Confluent: Shifting the paradigm to (real-time) data engineering

As part of the Computer Weekly Developer Network series on data engineering, we have reshaped our story headline format on this occasion.

To put real-time data streaming platform company in the data engineering category – when it should arguably be lodged in the real-time data engineering category would be remiss and, well, altogether batch wouldn’t it?

As such, this is a guest post written by Peter Pugh-Jones, in his capacity as director of strategic accounts at Confluent. Understanding how the cadence and throughput of real-time data impacts modern software application development teams is what Pugh-Jones and his division devotes itself to, so how should we consider data (sorry, real-time) data in the new information engineering landscape?

Pugh-Jones writes in full as follows…

It shouldn’t come as a surprise to us that most data infrastructure experts are builders above all else. They focus on design and construction – solving problems to enable a flow of complex updates of events and data.

When organisations outsource that infrastructural management, their pressing need for infrastructural support fades away. With the host of challenges that come with managing a tech stack suddenly solved (or simply off their plate) their focus shifts.
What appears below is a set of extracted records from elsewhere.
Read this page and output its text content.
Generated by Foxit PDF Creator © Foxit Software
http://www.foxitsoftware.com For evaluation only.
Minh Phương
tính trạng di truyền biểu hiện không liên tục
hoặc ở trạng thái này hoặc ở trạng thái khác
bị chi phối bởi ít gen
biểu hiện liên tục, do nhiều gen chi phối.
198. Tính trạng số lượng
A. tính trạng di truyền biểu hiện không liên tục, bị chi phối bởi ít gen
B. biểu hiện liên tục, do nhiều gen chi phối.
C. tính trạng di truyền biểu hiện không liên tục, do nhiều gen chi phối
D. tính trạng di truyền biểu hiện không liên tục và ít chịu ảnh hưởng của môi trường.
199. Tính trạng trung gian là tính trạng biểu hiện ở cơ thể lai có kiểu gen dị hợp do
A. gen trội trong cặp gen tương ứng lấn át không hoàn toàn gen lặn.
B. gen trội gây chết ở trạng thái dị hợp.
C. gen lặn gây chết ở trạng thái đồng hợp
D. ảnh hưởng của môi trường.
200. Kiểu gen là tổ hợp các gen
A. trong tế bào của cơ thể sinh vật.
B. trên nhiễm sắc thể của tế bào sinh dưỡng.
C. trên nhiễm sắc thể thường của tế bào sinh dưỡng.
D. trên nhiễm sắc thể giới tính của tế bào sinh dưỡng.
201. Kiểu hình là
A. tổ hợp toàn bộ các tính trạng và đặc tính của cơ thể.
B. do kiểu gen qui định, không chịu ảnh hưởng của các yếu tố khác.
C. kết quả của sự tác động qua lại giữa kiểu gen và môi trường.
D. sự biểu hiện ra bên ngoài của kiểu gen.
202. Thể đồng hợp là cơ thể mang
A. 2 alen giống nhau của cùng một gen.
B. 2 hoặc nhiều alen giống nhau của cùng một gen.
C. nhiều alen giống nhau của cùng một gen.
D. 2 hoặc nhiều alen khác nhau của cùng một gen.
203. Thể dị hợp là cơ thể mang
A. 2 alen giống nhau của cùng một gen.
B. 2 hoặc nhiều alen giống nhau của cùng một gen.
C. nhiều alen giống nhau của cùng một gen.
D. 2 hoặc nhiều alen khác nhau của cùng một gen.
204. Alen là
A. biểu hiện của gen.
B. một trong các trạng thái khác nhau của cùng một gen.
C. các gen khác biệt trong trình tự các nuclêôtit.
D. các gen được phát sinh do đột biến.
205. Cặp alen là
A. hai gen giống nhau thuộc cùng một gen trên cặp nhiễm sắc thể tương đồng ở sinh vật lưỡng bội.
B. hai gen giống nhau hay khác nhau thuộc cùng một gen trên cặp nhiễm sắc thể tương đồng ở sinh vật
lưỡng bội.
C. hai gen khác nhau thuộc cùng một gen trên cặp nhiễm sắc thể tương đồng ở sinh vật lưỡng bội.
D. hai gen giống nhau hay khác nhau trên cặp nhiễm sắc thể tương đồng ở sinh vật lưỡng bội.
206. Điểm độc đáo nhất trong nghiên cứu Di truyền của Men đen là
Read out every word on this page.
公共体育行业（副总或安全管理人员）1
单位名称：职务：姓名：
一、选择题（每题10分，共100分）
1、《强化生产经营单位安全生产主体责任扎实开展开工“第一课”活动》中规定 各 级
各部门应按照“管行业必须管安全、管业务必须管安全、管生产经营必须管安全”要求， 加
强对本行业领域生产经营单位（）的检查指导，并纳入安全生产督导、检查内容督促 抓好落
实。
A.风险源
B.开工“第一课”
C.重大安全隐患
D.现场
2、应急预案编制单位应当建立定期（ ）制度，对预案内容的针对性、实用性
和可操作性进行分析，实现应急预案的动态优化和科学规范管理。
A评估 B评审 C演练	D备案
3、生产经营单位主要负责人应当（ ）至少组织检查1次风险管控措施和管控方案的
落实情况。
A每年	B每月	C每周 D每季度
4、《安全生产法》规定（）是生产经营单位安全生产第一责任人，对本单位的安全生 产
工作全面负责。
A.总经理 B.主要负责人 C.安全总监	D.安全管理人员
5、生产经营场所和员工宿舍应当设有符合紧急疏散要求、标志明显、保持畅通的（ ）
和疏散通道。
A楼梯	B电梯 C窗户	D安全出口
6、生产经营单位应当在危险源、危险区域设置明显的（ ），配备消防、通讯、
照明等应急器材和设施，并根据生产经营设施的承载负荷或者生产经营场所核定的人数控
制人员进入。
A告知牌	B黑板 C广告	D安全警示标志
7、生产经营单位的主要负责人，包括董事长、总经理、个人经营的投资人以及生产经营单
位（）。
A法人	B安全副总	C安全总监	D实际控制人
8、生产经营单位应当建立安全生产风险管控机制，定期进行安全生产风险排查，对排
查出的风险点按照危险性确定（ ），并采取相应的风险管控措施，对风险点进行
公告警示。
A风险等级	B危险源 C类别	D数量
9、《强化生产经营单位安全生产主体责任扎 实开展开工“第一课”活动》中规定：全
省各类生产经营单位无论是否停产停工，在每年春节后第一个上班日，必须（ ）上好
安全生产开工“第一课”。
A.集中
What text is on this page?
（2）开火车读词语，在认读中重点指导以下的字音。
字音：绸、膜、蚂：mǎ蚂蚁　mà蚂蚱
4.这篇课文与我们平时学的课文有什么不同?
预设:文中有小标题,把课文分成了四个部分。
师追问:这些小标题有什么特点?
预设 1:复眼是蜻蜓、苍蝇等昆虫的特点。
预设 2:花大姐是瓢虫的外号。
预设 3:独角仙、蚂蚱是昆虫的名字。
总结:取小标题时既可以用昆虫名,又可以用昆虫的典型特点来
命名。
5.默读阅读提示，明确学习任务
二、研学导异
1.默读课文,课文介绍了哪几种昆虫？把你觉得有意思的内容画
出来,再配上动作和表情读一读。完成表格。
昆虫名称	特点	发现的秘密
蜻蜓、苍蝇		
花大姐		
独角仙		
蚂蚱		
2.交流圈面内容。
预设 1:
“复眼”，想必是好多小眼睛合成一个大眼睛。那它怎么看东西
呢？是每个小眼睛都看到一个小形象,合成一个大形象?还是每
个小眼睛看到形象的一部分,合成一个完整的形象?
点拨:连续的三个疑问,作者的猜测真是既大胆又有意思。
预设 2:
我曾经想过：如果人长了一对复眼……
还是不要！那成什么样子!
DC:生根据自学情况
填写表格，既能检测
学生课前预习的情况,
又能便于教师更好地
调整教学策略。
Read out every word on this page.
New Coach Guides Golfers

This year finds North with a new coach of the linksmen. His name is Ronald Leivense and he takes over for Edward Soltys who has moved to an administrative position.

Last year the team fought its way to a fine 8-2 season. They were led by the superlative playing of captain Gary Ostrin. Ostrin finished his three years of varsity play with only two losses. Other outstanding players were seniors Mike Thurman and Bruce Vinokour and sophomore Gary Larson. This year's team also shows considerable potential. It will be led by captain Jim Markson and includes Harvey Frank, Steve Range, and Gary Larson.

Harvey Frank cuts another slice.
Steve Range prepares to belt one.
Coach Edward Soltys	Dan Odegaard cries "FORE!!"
Now, they need to become a specialist in interacting with the data itself.

Classic engineering (aka mudwrestling)

For those who still use traditional data structures, this is the realm of the classic data engineer. Traditionally, this role involved a lot of old-fashioned mudwrestling with data lakes, databases and data models – wrangling and translating swathes of data before compiling reports from the output.

In a world where automation and AI are increasingly outpacing that approach, however, many organisations are going through something of an enlightenment in terms of how they see data… and how they treat it as a result.

Let’s shift left

Confluent’s Pugh-Jones: Get out of the (classic) data mudwrestling era and clean your act up for real-time streaming.

As more intelligent and efficient data processing models evolve, a lot of the admin at the end of the funnel can now be automated within the flow of data itself. Rather than wait for it to stop, you can interact with data in motion, moving your processes further up the analysis stream to save you time and headspace.As we know, the IT industry calls this concept ‘shift left’ 0 literally meaning that we shifting tasks further up (leftward up) the data processing pipeline.

The benefits of this are threefold:

  • Data producers can clean and apply quality checks upstream with data contracts and data quality rules.
  • Data engineers can curate, enrich and transform streams on-the-fly creating reusable data products.
  • Businesses can introduce more ‘self-serve’ data discovery across multiple teams to maximise data use, value and adoption.

If you’re an engineer who works on data at rest in a data lake and you’re performing the same task multiple times to make that data behave itself, it’s very possible that you can automate that task entirely  – further up the stream.

This is one of the factors driving an uptick in the adoption of data streaming across almost every sector, from finance, to retail, to manufacturing. In fact, three in four enterprise leaders (77%) say they’re investing in data streaming to aid their decision-making this year, while 96% say data streaming is set to become an important part of their businesses.

But for all its benefits, tackling data in motion also means investing in new skills. As the nature of data evolves, and more processing and analysis is conducted in real-time, the technical skills required to take advantage of it must also evolve.

On the stream

Enter a new flavour of data engineer: the data streaming engineer.

While data streaming engineers won’t necessarily sacrifice the technical skill of their predecessors, they now need to be able to understand data challenges in real-time and within the context of their businesses.

Technical proficiency with the data streaming pipeline needs to be framed by real-time questions:

  • “What does my business need right now?”
  • “What relevant existing data is already in the stream?”
  • “What current processes can I take advantage of to enhance our insights.”

Ultimately this is about a mindset shift. Engineers can’t think or plan in batches anymore. Real-time streaming requires us to adopt more real-time thinking.

As data streaming becomes the norm, these skills will evolve from a novel requirement to part of how we consider data and related infrastructure in the first place.

In fact, we’re already starting to see this demand reflected in job specs and certifications. Take Microsoft Azure’s Data Engineering Associate certification as just one example. Recently the need to build and maintain “compliant data processing pipelines” and to consolidate “data from streaming systems” were included as standard. Being a data streaming engineer is rapidly becoming a requirement.

This is all part of the new paradigm shift. We’ve had the mainframe era and the client-server era. Now we’re reaching the era of continuous data streaming. Just like every other shift in the computing industry, a new job role is emerging in response.

Welcome to the age of the data streaming engineer.